Intel has provided a bunch of utilities that make it a good deal easier, Vtune, thread checker, OpenMP, compiler auto parallelism, Intel Thread Checker, Intel VTune Performance Analyzer, and most importantly, Threaded Building Blocks.  it is still hard – but no longer damn near impossible. 

Back in the days when there was one hardware thread of execution driving multiple software threads, locking worked well. These day, not so well.  Rather, it is often more desirable to use a lockless transactional approach to handle any shared state.  Shared state is hard, better to share nothing – or to leave any sharing to those utilities that someone else has already written and debugged.  If rolling your own, better to use InterlockedXxx than Lock.  Note that you construct your own InterlockedXxx operation for any Xxx using InterlockedCompareExchange.

The big solution, however is that pioneered by Google.

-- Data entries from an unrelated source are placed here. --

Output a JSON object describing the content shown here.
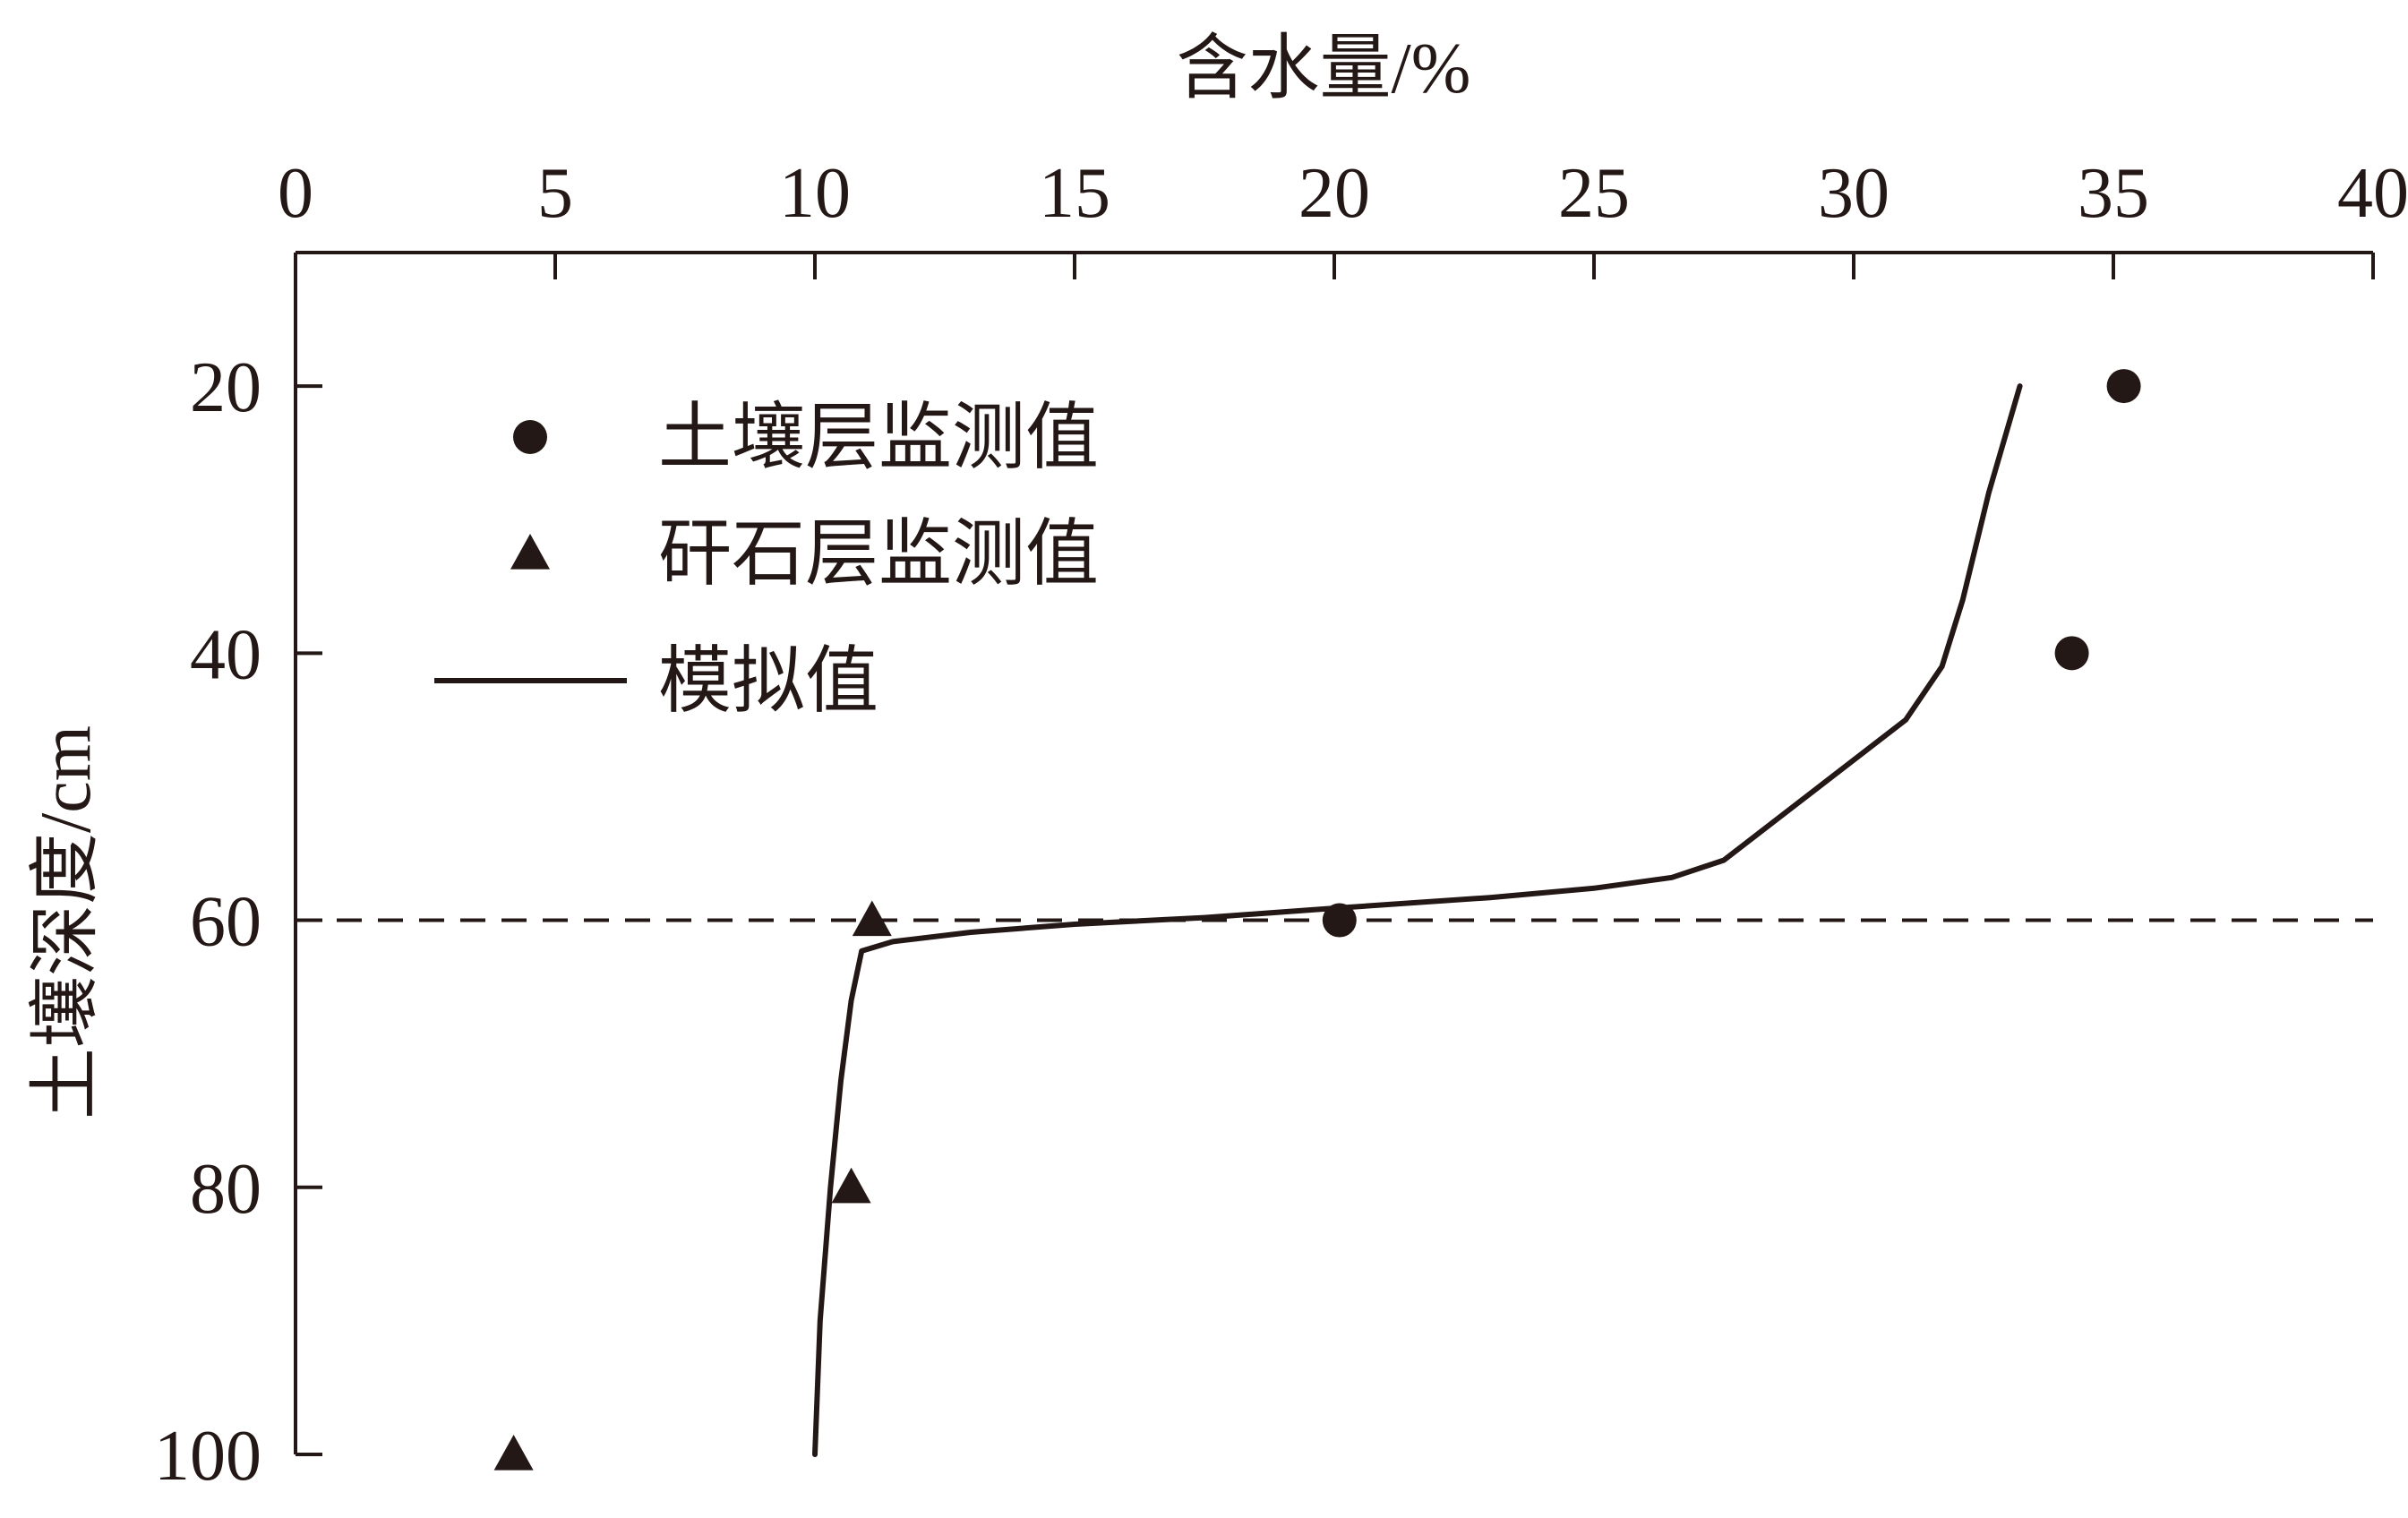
{
  "chart_data": {
    "type": "scatter",
    "xlabel": "含水量/%",
    "ylabel": "土壤深度/cm",
    "x_axis_position": "top",
    "y_axis_inverted": true,
    "xlim": [
      0,
      40
    ],
    "ylim": [
      10,
      100
    ],
    "x_ticks": [
      0,
      5,
      10,
      15,
      20,
      25,
      30,
      35,
      40
    ],
    "y_ticks": [
      20,
      40,
      60,
      80,
      100
    ],
    "grid": false,
    "legend_position": "upper-left",
    "reference_line": {
      "y": 60,
      "style": "dashed"
    },
    "series": [
      {
        "name": "土壤层监测值",
        "marker": "circle",
        "points": [
          {
            "x": 35.2,
            "y": 20
          },
          {
            "x": 34.2,
            "y": 40
          },
          {
            "x": 20.1,
            "y": 60
          }
        ]
      },
      {
        "name": "矸石层监测值",
        "marker": "triangle",
        "points": [
          {
            "x": 11.1,
            "y": 60
          },
          {
            "x": 10.7,
            "y": 80
          },
          {
            "x": 4.2,
            "y": 100
          }
        ]
      },
      {
        "name": "模拟值",
        "marker": "line",
        "points": [
          {
            "x": 33.2,
            "y": 20
          },
          {
            "x": 32.6,
            "y": 28
          },
          {
            "x": 32.1,
            "y": 36
          },
          {
            "x": 31.7,
            "y": 41
          },
          {
            "x": 31.0,
            "y": 45
          },
          {
            "x": 30.0,
            "y": 48
          },
          {
            "x": 29.0,
            "y": 51
          },
          {
            "x": 28.0,
            "y": 54
          },
          {
            "x": 27.5,
            "y": 55.5
          },
          {
            "x": 26.5,
            "y": 56.8
          },
          {
            "x": 25.0,
            "y": 57.6
          },
          {
            "x": 23.0,
            "y": 58.3
          },
          {
            "x": 20.0,
            "y": 59.1
          },
          {
            "x": 17.5,
            "y": 59.8
          },
          {
            "x": 15.0,
            "y": 60.3
          },
          {
            "x": 13.0,
            "y": 60.9
          },
          {
            "x": 11.5,
            "y": 61.6
          },
          {
            "x": 10.9,
            "y": 62.3
          },
          {
            "x": 10.7,
            "y": 66
          },
          {
            "x": 10.5,
            "y": 72
          },
          {
            "x": 10.3,
            "y": 80
          },
          {
            "x": 10.1,
            "y": 90
          },
          {
            "x": 10.0,
            "y": 100
          }
        ]
      }
    ]
  },
  "colors": {
    "ink": "#231815",
    "background": "#ffffff"
  }
}
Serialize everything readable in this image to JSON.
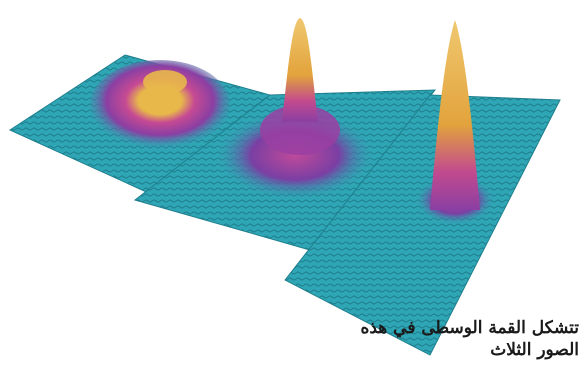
{
  "figure": {
    "panels": [
      {
        "name": "panel-left",
        "peak": "broad-dome"
      },
      {
        "name": "panel-middle",
        "peak": "sharp-spike-with-pedestal"
      },
      {
        "name": "panel-right",
        "peak": "sharp-spike"
      }
    ],
    "colors": {
      "surface": "#2fa6b5",
      "surface_dark": "#1e7f8d",
      "magenta": "#b93a9b",
      "purple": "#6a3fa6",
      "yellow": "#e8b84a"
    }
  },
  "caption": {
    "text": "تتشكل القمة الوسطى في هذه الصور الثلاث"
  }
}
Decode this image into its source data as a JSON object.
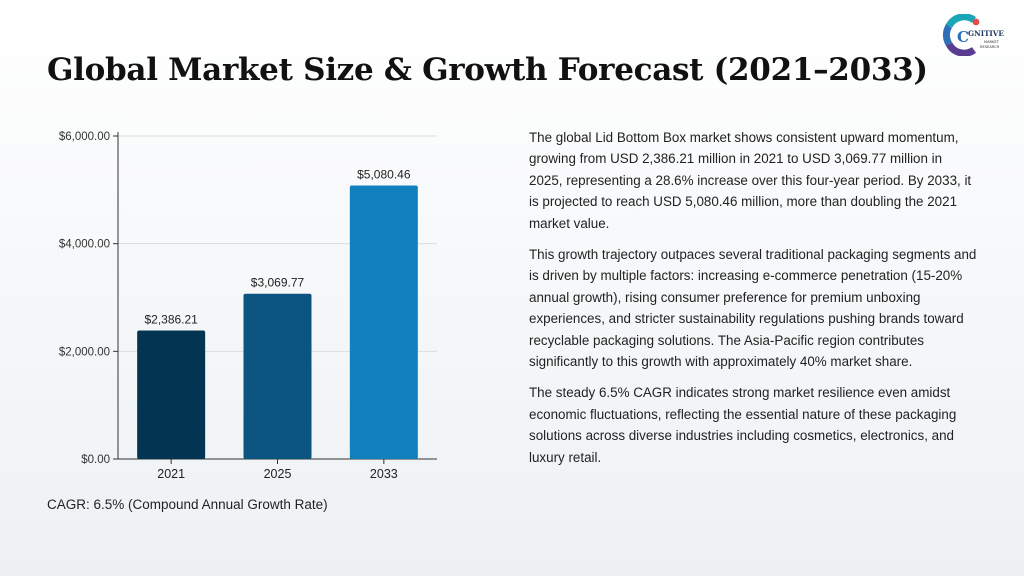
{
  "title": "Global Market Size & Growth Forecast (2021–2033)",
  "logo": {
    "letter": "C",
    "word": "GNITIVE",
    "line1": "MARKET",
    "line2": "RESEARCH",
    "colors": [
      "#1aa6b7",
      "#2e6fb7",
      "#5a3c91",
      "#e54b4b"
    ]
  },
  "chart_data": {
    "type": "bar",
    "categories": [
      "2021",
      "2025",
      "2033"
    ],
    "values": [
      2386.21,
      3069.77,
      5080.46
    ],
    "value_labels": [
      "$2,386.21",
      "$3,069.77",
      "$5,080.46"
    ],
    "y_ticks": [
      0,
      2000,
      4000,
      6000
    ],
    "y_tick_labels": [
      "$0.00",
      "$2,000.00",
      "$4,000.00",
      "$6,000.00"
    ],
    "ylim": [
      0,
      6000
    ],
    "bar_colors": [
      "#033451",
      "#0b5580",
      "#1180bd"
    ],
    "grid": true
  },
  "caption": "CAGR: 6.5% (Compound Annual Growth Rate)",
  "paragraphs": [
    "The global Lid Bottom Box market shows consistent upward momentum, growing from USD 2,386.21 million in 2021 to USD 3,069.77 million in 2025, representing a 28.6% increase over this four-year period. By 2033, it is projected to reach USD 5,080.46 million, more than doubling the 2021 market value.",
    "This growth trajectory outpaces several traditional packaging segments and is driven by multiple factors: increasing e-commerce penetration (15-20% annual growth), rising consumer preference for premium unboxing experiences, and stricter sustainability regulations pushing brands toward recyclable packaging solutions. The Asia-Pacific region contributes significantly to this growth with approximately 40% market share.",
    "The steady 6.5% CAGR indicates strong market resilience even amidst economic fluctuations, reflecting the essential nature of these packaging solutions across diverse industries including cosmetics, electronics, and luxury retail."
  ]
}
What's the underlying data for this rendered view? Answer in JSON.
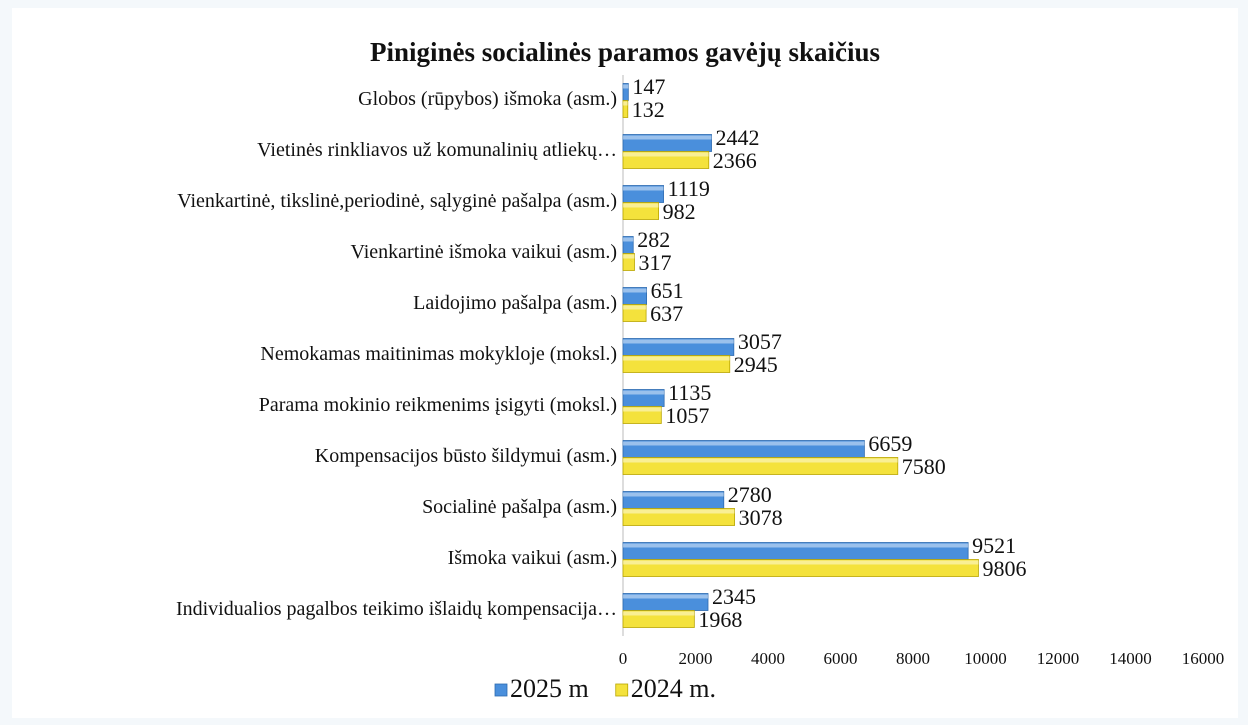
{
  "chart_data": {
    "type": "bar",
    "orientation": "horizontal",
    "title": "Piniginės socialinės paramos gavėjų skaičius",
    "categories": [
      "Globos (rūpybos) išmoka (asm.)",
      "Vietinės rinkliavos už komunalinių atliekų…",
      "Vienkartinė, tikslinė,periodinė, sąlyginė pašalpa (asm.)",
      "Vienkartinė išmoka vaikui (asm.)",
      "Laidojimo pašalpa (asm.)",
      "Nemokamas maitinimas mokykloje (moksl.)",
      "Parama mokinio reikmenims įsigyti (moksl.)",
      "Kompensacijos būsto šildymui (asm.)",
      "Socialinė pašalpa  (asm.)",
      "Išmoka vaikui  (asm.)",
      "Individualios pagalbos teikimo išlaidų kompensacija…"
    ],
    "series": [
      {
        "name": "2025 m",
        "color": "#4a8fdc",
        "values": [
          147,
          2442,
          1119,
          282,
          651,
          3057,
          1135,
          6659,
          2780,
          9521,
          2345
        ]
      },
      {
        "name": "2024 m.",
        "color": "#f4e23c",
        "values": [
          132,
          2366,
          982,
          317,
          637,
          2945,
          1057,
          7580,
          3078,
          9806,
          1968
        ]
      }
    ],
    "xlim": [
      0,
      16000
    ],
    "xticks": [
      0,
      2000,
      4000,
      6000,
      8000,
      10000,
      12000,
      14000,
      16000
    ],
    "legend": "bottom"
  }
}
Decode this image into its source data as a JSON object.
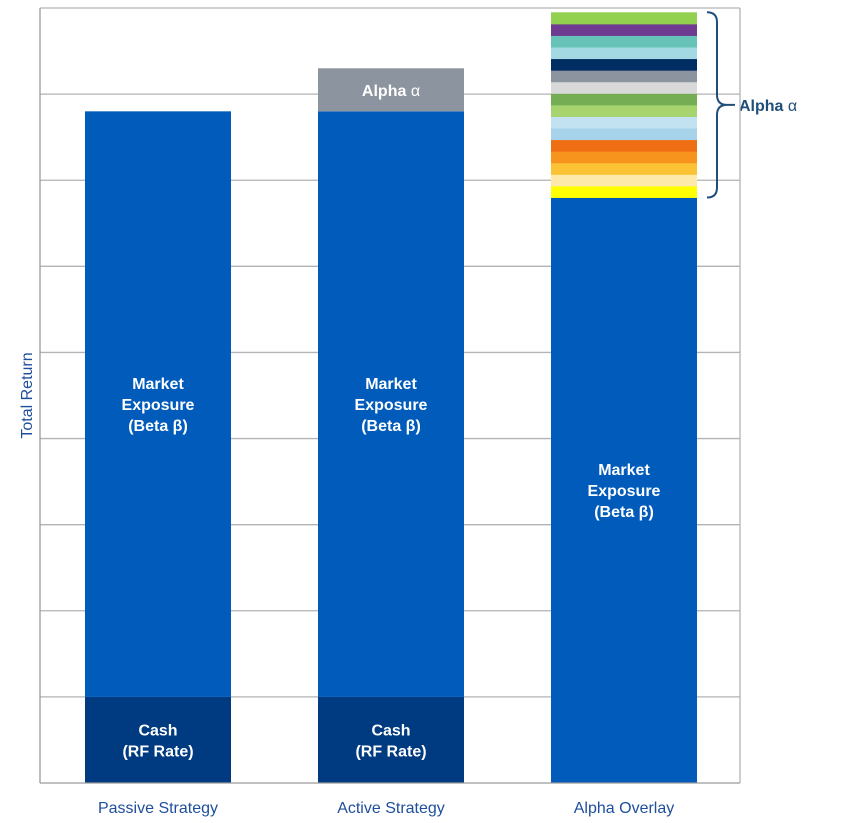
{
  "chart_data": {
    "type": "bar",
    "stacked": true,
    "ylabel": "Total Return",
    "ylim": [
      0,
      9
    ],
    "grid": true,
    "y_tick_labels_shown": false,
    "categories": [
      "Passive Strategy",
      "Active Strategy",
      "Alpha Overlay"
    ],
    "segments": [
      {
        "category": "Passive Strategy",
        "label_lines": [
          "Cash",
          "(RF Rate)"
        ],
        "start": 0,
        "end": 1,
        "color": "#003a80",
        "text_color": "#ffffff"
      },
      {
        "category": "Passive Strategy",
        "label_lines": [
          "Market",
          "Exposure",
          "(Beta β)"
        ],
        "start": 1,
        "end": 7.8,
        "color": "#005bbb",
        "text_color": "#ffffff"
      },
      {
        "category": "Active Strategy",
        "label_lines": [
          "Cash",
          "(RF Rate)"
        ],
        "start": 0,
        "end": 1,
        "color": "#003a80",
        "text_color": "#ffffff"
      },
      {
        "category": "Active Strategy",
        "label_lines": [
          "Market",
          "Exposure",
          "(Beta β)"
        ],
        "start": 1,
        "end": 7.8,
        "color": "#005bbb",
        "text_color": "#ffffff"
      },
      {
        "category": "Active Strategy",
        "label_lines": [
          "Alpha α"
        ],
        "start": 7.8,
        "end": 8.3,
        "color": "#8c959f",
        "text_color": "#ffffff"
      },
      {
        "category": "Alpha Overlay",
        "label_lines": [
          "Market",
          "Exposure",
          "(Beta β)"
        ],
        "start": 0,
        "end": 6.8,
        "color": "#005bbb",
        "text_color": "#ffffff"
      }
    ],
    "alpha_overlay_stripes": {
      "category": "Alpha Overlay",
      "start": 6.8,
      "end": 8.95,
      "colors": [
        "#ffff00",
        "#fde9a9",
        "#fbc233",
        "#f7941d",
        "#f06e13",
        "#a7d3ea",
        "#c2e2f1",
        "#a7d46f",
        "#75ad54",
        "#d9d9d9",
        "#8c959f",
        "#002d62",
        "#a3d9e3",
        "#67c3b8",
        "#6e3b91",
        "#92d050"
      ]
    },
    "annotations": [
      {
        "text": "Alpha α",
        "bold_part": "Alpha",
        "target": "Alpha Overlay",
        "from": 6.8,
        "to": 8.95,
        "color": "#1f4e79"
      }
    ]
  }
}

Rather than each programmer designing his own multithreading and multicore design, one has a small number of very general massively parallel algorithms embodied in useful software for massaging masses of data.  The programmer then calls that software and lets it handle the parallelism.  Google’s Map Reduce is the classic example of this, but every database servicing a web application is also an example of this, since one typically has many web servers running many processes all of which might potentially update the same data at the same time, and the database is supposed to sort out any resulting problems, while the developers write in single threaded python or ruby on rails, and let the database handle any problems related to massive parallelism. 

Google’s “app engine” allows programmers to write straightforward single threaded python code in the easy to use Django framework that can be executed in a massively parallel manner with coordination between many parallel processes being performed by Google’s datastore. 

In short, the multicore crisis, unlike the other crises I describe in this group of web pages, is well in hand.